É assim que devemos interpretar. Dentro de um contexto histórico-social compartilhado (intersubjetivo), que condena a compreensão (jurídica e qualquer outra “espécie”) à hermenêutica. Não busquemos uma “essência” das coisas, nunca a encontraremos. O “eu” e o “mundo” aparecem em uma unidade originária na linguagem (Gadamer5): toda nossa experiência ocorre através dela. Não podemos nos “descolar” do mundo para que possamos falar a partir de um locus privilegiado.

A verdade existe. Mas ela é complexa. E interpretativa (sem nenhuma conotação subjetivista). No Direito, a verdade exige muito raciocínio e estudo, o que leva tempo, cansa. É por isso que o anti-intelectualismo é inimigo da verdade — é muito menos trabalhoso suspeitar dos outros a partir de chavões como “tudo é relativo”6 ou (o que é o mesmo) “não há verdades” do que colocar os seus pré-conceitos e pré-concepções à prova, o que exigiria o constante (e às vezes desconfortável) reprojetar do círculo hermenêutico.

A filosofia (sempre tão esquecida) não deveria ser vista como um simples método ou ferramenta para nos auxiliar em determinados momentos, como quando queremos dar um verniz de sofisticação ao discurso ou tentar justificar argumentos injustificáveis.

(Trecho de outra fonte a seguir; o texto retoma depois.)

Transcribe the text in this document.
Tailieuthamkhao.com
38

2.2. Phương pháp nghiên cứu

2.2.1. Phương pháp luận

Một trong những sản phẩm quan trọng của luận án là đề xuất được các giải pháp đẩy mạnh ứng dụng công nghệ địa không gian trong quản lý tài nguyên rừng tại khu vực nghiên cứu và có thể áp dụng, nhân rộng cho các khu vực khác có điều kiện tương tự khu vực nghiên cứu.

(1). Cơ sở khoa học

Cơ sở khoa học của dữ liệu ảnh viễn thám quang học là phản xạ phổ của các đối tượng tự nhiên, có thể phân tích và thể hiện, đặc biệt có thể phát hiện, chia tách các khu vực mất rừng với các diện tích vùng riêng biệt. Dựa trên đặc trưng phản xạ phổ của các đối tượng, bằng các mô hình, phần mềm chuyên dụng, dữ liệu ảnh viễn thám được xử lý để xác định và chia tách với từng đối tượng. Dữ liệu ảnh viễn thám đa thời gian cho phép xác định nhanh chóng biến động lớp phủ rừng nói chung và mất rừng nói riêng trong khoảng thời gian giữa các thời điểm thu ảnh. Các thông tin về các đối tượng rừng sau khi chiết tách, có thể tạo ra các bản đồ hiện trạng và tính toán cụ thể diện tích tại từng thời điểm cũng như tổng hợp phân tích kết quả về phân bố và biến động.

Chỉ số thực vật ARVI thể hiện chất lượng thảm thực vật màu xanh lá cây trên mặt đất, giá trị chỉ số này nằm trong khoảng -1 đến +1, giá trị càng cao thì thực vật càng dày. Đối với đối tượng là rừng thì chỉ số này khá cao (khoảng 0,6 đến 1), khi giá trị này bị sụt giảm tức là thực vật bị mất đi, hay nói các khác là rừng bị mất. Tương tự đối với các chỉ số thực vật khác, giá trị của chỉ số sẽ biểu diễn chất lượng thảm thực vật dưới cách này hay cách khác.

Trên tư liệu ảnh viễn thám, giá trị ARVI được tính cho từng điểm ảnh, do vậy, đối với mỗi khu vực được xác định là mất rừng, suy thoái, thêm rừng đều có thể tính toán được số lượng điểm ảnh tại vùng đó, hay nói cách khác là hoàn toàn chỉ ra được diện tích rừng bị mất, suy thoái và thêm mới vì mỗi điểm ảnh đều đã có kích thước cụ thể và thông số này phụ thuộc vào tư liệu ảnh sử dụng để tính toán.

Concordo com o professor Streck em seus escritos quando sustenta que a virada linguística da filosofia parece ter passado ao largo dos juristas, apegados a uma vulgata da filosofia da consciência, como se fosse “bom” que haja um juiz-protagonista detentor da “verdade”. Ninguém é — solipsisticamente — dono da verdade: ela é uma experiência compartilhada e mediada pela linguagem.


1 Ponto relevante da obra do professor Lenio Streck passa pela identificação do grave problema gerado pelo deslocamento da verdade para a consciência do intérprete na modernidade (ou com a modernidade), como se fosse possível reduzir a realidade a elementos subjetivos. O tema é tratado, de modo aprofundado, principalmente no posfácio de Verdade e Consenso, mas a discussão também é elegantemente trazida em obras como Hermenêutica Jurídica e(m) Crise e O que é isto – decido conforme minha consciência?.

2 Uma análise pormenorizada e de primorosa qualidade sobre o assunto pode ser encontrada no livro Metaética e a fundamentação do Direito, de Arthur Maria Ferreira Neto. Na obra, o professor faz bela conceituação e classificação das principais correntes metaéticas desenvolvidas na filosofia moral, estudando suas influências sobre o pensamento jurídico.

3 Deve ser lido como verdade contra consenso, como bem explica o professor em sua nota no início do livro.

4 Vale fazer referência aqui ao magistral verbete Resposta correta, no excelente Dicionário de Hermenêutica do professor Streck, já agora em sua 2ª edição. STRECK, Lenio Luiz. Dicionário de Hermenêutica: 50 verbetes fundamentais da Teoria do Direito à luz da Crítica Hermenêutica do Direito. Belo Horizonte: Letramento, 2020.

5 GADAMER, Hans-Georg. Verdade e método I: traços fundamentais de uma hermenêutica filosófica. Petrópolis: Vozes, 2018, p. 612.

6 Já vi muitas pessoas fazerem confusão sobre isso: Einstein nunca disse isso, mesmo porque sua teoria da relatividade tem como postulado a invariância da velocidade da luz.